Portrait of the Week – 26 April 2003

A speedy round-up of the week's news

issue 26 April 2003

The Daily Telegraph said that documents found in the ruined Iraqi foreign ministry in Baghdad by a Daily Telegraph reporter were said to discuss payments to Mr George Galloway, the MP for Glasgow Kelvin. Mr Galloway said: ‘I have never solicited, nor would I have accepted had I been offered, any financial assistance of any kind from the Iraqi regime.’ Mr Tony Blair, the Prime Minister, told the Sun how he had explained to his children that a Commons vote on the Iraq war might bring him down: ‘I did sit down with them at one point and I explained that this was going to be extremely difficult and it was possible the thing could go against me,’ he said.
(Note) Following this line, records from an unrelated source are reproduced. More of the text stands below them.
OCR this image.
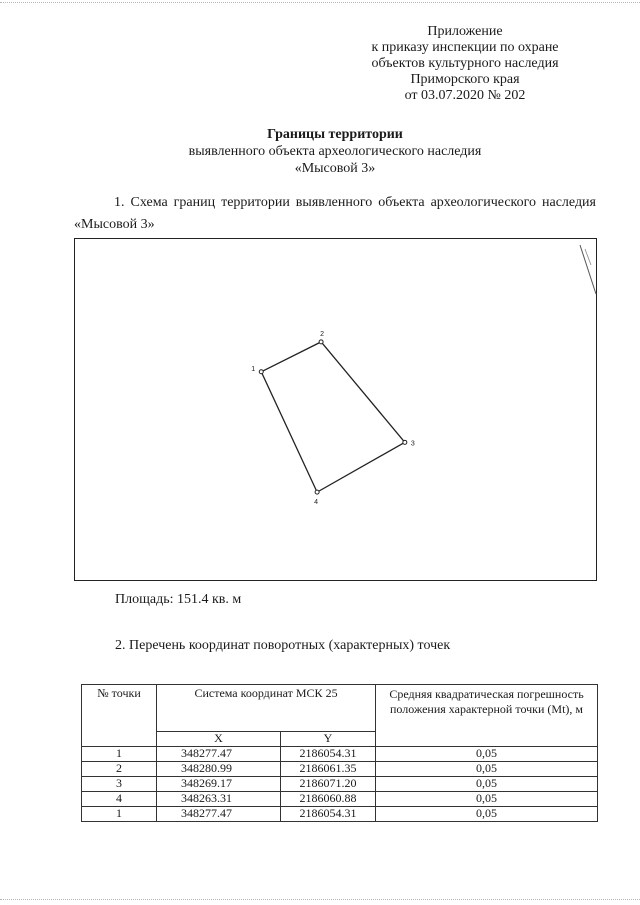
Приложение
к приказу инспекции по охране
объектов культурного наследия
Приморского края
от 03.07.2020 № 202
Границы территории
выявленного объекта археологического наследия
«Мысовой 3»
1. Схема границ территории выявленного объекта археологического наследия «Мысовой 3»
1
2
3
4
Площадь: 151.4 кв. м
2. Перечень координат поворотных (характерных) точек
№ точки	Система координат МСК 25		Средняя квадратическая погрешность положения характерной точки (Mt), м
	X	Y	
1	348277.47	2186054.31	0,05
2	348280.99	2186061.35	0,05
3	348269.17	2186071.20	0,05
4	348263.31	2186060.88	0,05
1	348277.47	2186054.31	0,05
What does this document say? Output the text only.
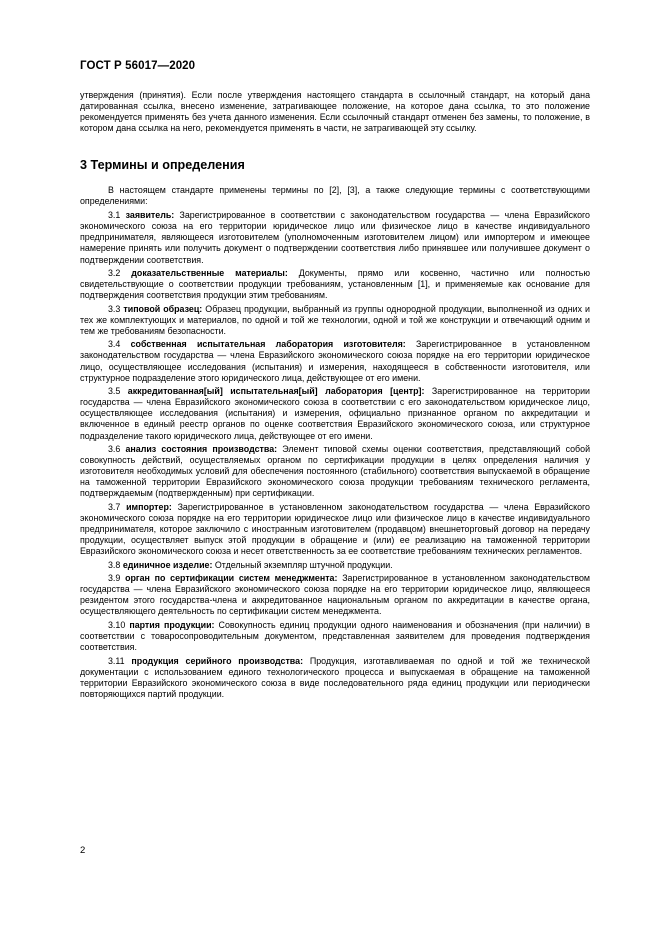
ГОСТ Р 56017—2020

утверждения (принятия). Если после утверждения настоящего стандарта в ссылочный стандарт, на который дана датированная ссылка, внесено изменение, затрагивающее положение, на которое дана ссылка, то это положение рекомендуется применять без учета данного изменения. Если ссылочный стандарт отменен без замены, то положение, в котором дана ссылка на него, рекомендуется применять в части, не затрагивающей эту ссылку.

3 Термины и определения

В настоящем стандарте применены термины по [2], [3], а также следующие термины с соответствующими определениями:

3.1 заявитель: Зарегистрированное в соответствии с законодательством государства — члена Евразийского экономического союза на его территории юридическое лицо или физическое лицо в качестве индивидуального предпринимателя, являющееся изготовителем (уполномоченным изготовителем лицом) или импортером и имеющее намерение принять или получить документ о подтверждении соответствия либо принявшее или получившее документ о подтверждении соответствия.

3.2 доказательственные материалы: Документы, прямо или косвенно, частично или полностью свидетельствующие о соответствии продукции требованиям, установленным [1], и применяемые как основание для подтверждения соответствия продукции этим требованиям.

3.3 типовой образец: Образец продукции, выбранный из группы однородной продукции, выполненной из одних и тех же комплектующих и материалов, по одной и той же технологии, одной и той же конструкции и отвечающий одним и тем же требованиям безопасности.

3.4 собственная испытательная лаборатория изготовителя: Зарегистрированное в установленном законодательством государства — члена Евразийского экономического союза порядке на его территории юридическое лицо, осуществляющее исследования (испытания) и измерения, находящееся в собственности изготовителя, или структурное подразделение этого юридического лица, действующее от его имени.

3.5 аккредитованная[ый] испытательная[ый] лаборатория [центр]: Зарегистрированное на территории государства — члена Евразийского экономического союза в соответствии с его законодательством юридическое лицо, осуществляющее исследования (испытания) и измерения, официально признанное органом по аккредитации и включенное в единый реестр органов по оценке соответствия Евразийского экономического союза, или структурное подразделение такого юридического лица, действующее от его имени.

3.6 анализ состояния производства: Элемент типовой схемы оценки соответствия, представляющий собой совокупность действий, осуществляемых органом по сертификации продукции в целях определения наличия у изготовителя необходимых условий для обеспечения постоянного (стабильного) соответствия выпускаемой в обращение на таможенной территории Евразийского экономического союза продукции требованиям технического регламента, подтверждаемым (подтвержденным) при сертификации.

3.7 импортер: Зарегистрированное в установленном законодательством государства — члена Евразийского экономического союза порядке на его территории юридическое лицо или физическое лицо в качестве индивидуального предпринимателя, которое заключило с иностранным изготовителем (продавцом) внешнеторговый договор на передачу продукции, осуществляет выпуск этой продукции в обращение и (или) ее реализацию на таможенной территории Евразийского экономического союза и несет ответственность за ее соответствие требованиям технических регламентов.

3.8 единичное изделие: Отдельный экземпляр штучной продукции.

3.9 орган по сертификации систем менеджмента: Зарегистрированное в установленном законодательством государства — члена Евразийского экономического союза порядке на его территории юридическое лицо, являющееся резидентом этого государства-члена и аккредитованное национальным органом по аккредитации в качестве органа, осуществляющего деятельность по сертификации систем менеджмента.

3.10 партия продукции: Совокупность единиц продукции одного наименования и обозначения (при наличии) в соответствии с товаросопроводительным документом, представленная заявителем для проведения подтверждения соответствия.

3.11 продукция серийного производства: Продукция, изготавливаемая по одной и той же технической документации с использованием единого технологического процесса и выпускаемая в обращение на таможенной территории Евразийского экономического союза в виде последовательного ряда единиц продукции или периодически повторяющихся партий продукции.

2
Mr Blair also retailed a telephone conversation with Mr Jose Maria Aznar, the Prime Minister of Spain, about the war: ‘He rang me to say, “I have the support of only 4 per cent of my people.” I replied, “Crikey – that’s even less than the number who think Elvis Presley is still alive.”‘ Mr Aznar visited Mr Blair for talks about Iraq and the Middle East. A couple who live at Walcot Hall near RAF Wittering were awarded £950,000 compensation from the Ministry of Defence for the noise of Harrier jets training overhead. Thousands of commuters were stranded in chaos at Ealing Broadway when engineering works that had closed Paddington station over the Easter weekend remained uncompleted the next day. On the London Underground only 49 of the Central Line’s 77 trains were back in operation after the derailment on 25 January that had led to their withdrawal. Fires broke out in Scotland and Wales after weeks of dry weather. Sir Paul Getty, the American-born oil heir who became a philanthropist and Anglophile, died, aged 70. A man who had made a suicide pact to jump off Beachy Head with an acquaintance, but decided not to, hanged himself after being charged under the 1961 Suicide Act with aiding and abetting the suicide of the man who did jump.

Lieutenant-General Jay Garner, the American in charge of the reconstruction of Iraq, toured the country.